A planning application which is "critical" to the delivery of a replacement for Norfolk's crumbling hospital has been approved.
The Queen Elizabeth Hospital at King's Lynn has been given the go-ahead to demolish the Inspire Centre, near its main entrance on the town's Gayton Road.
West Norfolk council has also agreed planning permission to build a single-storey children's nursery, to replace the creche housed in the Inspire Centre and a new vaccination centre to replace the one housed in the centre.
Both will be sited next to the hospital's new Endoscopy Centre, which opened in the summer.
Land the Inspire Centre currently stands on is needed for a new multi-storey car park, to replace the QEH's existing car park which is being proposed as the site of a £682m replacement hospital.
The existing building needs more than 3,000 props to prevent its failing concrete roof from collapsing.
After years of false dawns and delays, the government has pledged it will announce a timetable for replacing the so-called RAAC hospitals - named after the reinforced concrete planks they were built from in the late 1970s - in the New Year.
In a planning statement, the QEH says the Inspire Centre needs to be demolished to release land for "future redevelopment".
It adds: "This planning application therefore forms a critical aspect of the delivery of the regeneration of the hospital."
The 500-bed QEH was not included on a list of 40 new hospitals announced by the government two years ago - despite its failing structure which needs thousands of props to support it.

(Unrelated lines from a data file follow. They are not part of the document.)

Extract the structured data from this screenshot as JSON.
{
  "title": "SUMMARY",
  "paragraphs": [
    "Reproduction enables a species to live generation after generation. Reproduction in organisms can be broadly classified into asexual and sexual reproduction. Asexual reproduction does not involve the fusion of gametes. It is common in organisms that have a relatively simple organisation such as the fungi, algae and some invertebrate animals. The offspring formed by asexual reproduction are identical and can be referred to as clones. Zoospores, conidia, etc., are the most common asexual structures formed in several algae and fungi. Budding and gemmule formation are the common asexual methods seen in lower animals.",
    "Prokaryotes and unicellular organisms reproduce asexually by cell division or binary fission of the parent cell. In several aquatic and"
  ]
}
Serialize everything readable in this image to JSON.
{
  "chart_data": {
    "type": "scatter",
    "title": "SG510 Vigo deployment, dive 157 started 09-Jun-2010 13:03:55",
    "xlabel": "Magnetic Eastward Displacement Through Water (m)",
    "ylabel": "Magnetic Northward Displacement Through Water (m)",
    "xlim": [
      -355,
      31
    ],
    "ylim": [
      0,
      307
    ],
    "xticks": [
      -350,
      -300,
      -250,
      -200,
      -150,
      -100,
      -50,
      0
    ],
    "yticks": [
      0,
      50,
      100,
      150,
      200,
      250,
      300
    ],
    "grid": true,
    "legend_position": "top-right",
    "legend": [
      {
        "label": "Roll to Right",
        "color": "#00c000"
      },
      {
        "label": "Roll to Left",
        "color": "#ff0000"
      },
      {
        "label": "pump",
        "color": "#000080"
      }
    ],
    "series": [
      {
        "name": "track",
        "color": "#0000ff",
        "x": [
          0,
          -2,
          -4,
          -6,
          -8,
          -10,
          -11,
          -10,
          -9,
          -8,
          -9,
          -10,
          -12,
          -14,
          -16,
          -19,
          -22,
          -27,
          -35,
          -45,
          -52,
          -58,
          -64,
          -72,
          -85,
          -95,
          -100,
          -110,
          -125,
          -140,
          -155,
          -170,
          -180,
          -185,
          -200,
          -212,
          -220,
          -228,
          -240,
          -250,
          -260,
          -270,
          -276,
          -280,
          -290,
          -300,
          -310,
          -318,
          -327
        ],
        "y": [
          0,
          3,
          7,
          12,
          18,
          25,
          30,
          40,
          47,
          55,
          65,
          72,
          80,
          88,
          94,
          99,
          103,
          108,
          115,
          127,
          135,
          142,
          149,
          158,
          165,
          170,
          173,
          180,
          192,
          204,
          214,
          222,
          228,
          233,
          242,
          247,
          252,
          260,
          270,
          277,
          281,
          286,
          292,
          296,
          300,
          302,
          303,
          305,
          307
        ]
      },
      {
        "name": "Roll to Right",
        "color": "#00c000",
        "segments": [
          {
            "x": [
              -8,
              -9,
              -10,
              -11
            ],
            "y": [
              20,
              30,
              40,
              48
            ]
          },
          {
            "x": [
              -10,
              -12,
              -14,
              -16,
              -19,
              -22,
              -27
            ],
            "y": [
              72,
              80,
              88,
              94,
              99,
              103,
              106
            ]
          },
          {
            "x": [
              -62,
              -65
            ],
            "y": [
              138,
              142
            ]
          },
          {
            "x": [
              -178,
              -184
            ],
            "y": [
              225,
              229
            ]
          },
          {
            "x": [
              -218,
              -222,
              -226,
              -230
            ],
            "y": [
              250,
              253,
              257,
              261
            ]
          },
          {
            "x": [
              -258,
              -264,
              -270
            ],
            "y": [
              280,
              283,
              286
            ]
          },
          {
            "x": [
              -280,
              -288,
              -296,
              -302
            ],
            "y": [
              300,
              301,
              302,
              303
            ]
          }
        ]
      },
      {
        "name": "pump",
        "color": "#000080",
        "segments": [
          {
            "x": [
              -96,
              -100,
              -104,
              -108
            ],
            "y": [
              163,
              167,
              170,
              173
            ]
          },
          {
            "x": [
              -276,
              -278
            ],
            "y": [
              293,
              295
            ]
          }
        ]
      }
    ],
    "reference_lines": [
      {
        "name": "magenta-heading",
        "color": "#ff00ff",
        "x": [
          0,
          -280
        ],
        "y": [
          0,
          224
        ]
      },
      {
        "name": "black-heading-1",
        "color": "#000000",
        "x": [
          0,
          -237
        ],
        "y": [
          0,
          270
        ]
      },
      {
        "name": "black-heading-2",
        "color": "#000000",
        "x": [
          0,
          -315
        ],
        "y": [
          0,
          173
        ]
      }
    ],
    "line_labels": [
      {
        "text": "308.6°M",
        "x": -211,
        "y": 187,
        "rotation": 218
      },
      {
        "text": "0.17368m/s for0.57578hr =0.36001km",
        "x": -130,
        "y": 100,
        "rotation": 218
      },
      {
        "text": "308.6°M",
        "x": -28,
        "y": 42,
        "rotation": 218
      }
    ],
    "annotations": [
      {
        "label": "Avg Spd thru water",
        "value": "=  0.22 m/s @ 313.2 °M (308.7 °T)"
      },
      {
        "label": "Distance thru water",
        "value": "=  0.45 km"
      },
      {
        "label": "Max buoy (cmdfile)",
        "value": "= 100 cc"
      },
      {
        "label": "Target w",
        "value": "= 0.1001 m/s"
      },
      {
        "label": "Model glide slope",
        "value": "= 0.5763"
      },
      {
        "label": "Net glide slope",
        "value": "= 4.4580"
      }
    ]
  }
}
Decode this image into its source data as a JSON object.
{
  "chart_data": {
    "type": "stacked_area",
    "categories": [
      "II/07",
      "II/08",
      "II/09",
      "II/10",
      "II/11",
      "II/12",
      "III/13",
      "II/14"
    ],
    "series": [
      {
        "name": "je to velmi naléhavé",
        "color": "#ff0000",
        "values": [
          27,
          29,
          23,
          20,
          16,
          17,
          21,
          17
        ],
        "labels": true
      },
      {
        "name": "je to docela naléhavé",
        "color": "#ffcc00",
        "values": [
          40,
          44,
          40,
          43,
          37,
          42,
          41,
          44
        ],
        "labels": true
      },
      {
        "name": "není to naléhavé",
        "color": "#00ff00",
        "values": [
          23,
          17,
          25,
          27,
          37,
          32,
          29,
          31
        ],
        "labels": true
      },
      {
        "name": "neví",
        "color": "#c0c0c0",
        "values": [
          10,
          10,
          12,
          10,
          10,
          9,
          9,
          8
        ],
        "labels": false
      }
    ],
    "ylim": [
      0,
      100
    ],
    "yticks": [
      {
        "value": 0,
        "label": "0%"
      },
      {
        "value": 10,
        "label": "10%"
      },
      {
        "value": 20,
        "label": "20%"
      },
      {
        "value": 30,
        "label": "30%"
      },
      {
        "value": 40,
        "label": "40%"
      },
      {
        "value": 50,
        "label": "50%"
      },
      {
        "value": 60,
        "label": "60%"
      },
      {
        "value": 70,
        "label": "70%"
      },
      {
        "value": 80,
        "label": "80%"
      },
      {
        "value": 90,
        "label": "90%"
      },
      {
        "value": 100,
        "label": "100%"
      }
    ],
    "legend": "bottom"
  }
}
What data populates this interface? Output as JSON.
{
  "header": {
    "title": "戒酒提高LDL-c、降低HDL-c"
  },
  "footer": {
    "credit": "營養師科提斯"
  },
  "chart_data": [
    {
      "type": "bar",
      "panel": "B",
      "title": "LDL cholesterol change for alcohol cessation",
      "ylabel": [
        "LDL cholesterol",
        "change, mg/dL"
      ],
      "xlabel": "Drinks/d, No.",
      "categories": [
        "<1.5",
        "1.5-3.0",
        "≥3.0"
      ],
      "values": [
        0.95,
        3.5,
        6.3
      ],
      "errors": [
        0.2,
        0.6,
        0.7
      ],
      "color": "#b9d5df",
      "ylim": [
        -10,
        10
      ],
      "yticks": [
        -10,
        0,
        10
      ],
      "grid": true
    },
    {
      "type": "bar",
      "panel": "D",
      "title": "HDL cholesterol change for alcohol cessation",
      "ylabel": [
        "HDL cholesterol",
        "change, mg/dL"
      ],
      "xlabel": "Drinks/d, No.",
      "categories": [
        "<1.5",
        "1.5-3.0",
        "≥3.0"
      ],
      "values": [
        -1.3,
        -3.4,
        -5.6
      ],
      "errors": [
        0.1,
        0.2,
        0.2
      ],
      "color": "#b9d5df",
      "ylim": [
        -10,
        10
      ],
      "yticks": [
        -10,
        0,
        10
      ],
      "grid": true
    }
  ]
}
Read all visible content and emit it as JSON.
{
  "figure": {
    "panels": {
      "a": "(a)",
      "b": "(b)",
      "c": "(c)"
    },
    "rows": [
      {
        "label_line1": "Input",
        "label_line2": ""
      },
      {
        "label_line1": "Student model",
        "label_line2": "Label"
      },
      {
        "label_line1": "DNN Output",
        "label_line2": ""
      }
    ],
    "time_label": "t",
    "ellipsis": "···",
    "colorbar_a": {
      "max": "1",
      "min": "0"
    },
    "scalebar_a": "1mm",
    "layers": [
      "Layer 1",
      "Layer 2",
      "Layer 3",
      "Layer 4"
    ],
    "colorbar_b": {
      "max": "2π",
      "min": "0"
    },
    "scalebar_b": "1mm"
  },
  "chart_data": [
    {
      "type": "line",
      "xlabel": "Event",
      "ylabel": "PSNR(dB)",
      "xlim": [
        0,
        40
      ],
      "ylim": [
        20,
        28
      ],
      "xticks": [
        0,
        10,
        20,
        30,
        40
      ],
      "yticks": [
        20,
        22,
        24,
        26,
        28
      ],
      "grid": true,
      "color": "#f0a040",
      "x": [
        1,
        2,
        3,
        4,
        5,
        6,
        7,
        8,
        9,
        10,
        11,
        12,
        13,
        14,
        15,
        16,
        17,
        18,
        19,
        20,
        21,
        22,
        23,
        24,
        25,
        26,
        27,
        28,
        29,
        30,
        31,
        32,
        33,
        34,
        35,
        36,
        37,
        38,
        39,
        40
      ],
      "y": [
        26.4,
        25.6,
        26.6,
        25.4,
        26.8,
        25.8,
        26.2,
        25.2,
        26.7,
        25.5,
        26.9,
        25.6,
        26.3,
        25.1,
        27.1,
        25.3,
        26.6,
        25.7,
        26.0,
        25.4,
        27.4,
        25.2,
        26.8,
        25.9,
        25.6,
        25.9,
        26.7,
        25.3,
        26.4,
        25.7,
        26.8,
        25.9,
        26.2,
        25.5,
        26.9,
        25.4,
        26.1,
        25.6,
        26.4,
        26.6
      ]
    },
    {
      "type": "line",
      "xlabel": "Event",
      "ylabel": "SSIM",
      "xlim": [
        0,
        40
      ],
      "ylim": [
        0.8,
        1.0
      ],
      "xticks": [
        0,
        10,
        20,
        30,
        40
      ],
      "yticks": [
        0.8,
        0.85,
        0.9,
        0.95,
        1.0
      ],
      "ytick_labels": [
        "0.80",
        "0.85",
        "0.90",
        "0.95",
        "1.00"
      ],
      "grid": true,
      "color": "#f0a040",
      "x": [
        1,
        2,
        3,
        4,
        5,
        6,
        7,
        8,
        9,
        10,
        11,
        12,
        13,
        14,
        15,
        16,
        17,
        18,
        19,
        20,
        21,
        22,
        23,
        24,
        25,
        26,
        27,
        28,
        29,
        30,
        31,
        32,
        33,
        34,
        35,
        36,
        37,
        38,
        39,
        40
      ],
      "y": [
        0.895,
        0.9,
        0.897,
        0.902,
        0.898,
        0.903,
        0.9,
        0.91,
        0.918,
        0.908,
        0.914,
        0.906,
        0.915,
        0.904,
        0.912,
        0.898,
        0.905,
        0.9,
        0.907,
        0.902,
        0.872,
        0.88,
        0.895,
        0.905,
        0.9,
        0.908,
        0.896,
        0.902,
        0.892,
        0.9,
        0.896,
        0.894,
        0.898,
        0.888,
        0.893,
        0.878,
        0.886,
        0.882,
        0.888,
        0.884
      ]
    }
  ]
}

It was hoping to be one of eight further new builds which were due to be announced before Christmas.
But NHS leaders have now been told an announcement will be made in the New Year.
Lord Markham, Parliamentary Under Secretary of State with responsibility for the new hospitals programme, said sites such as the QEH which were built from reinforced concrete planks would be integrated into the programme and a timetable would be set out in early 2023.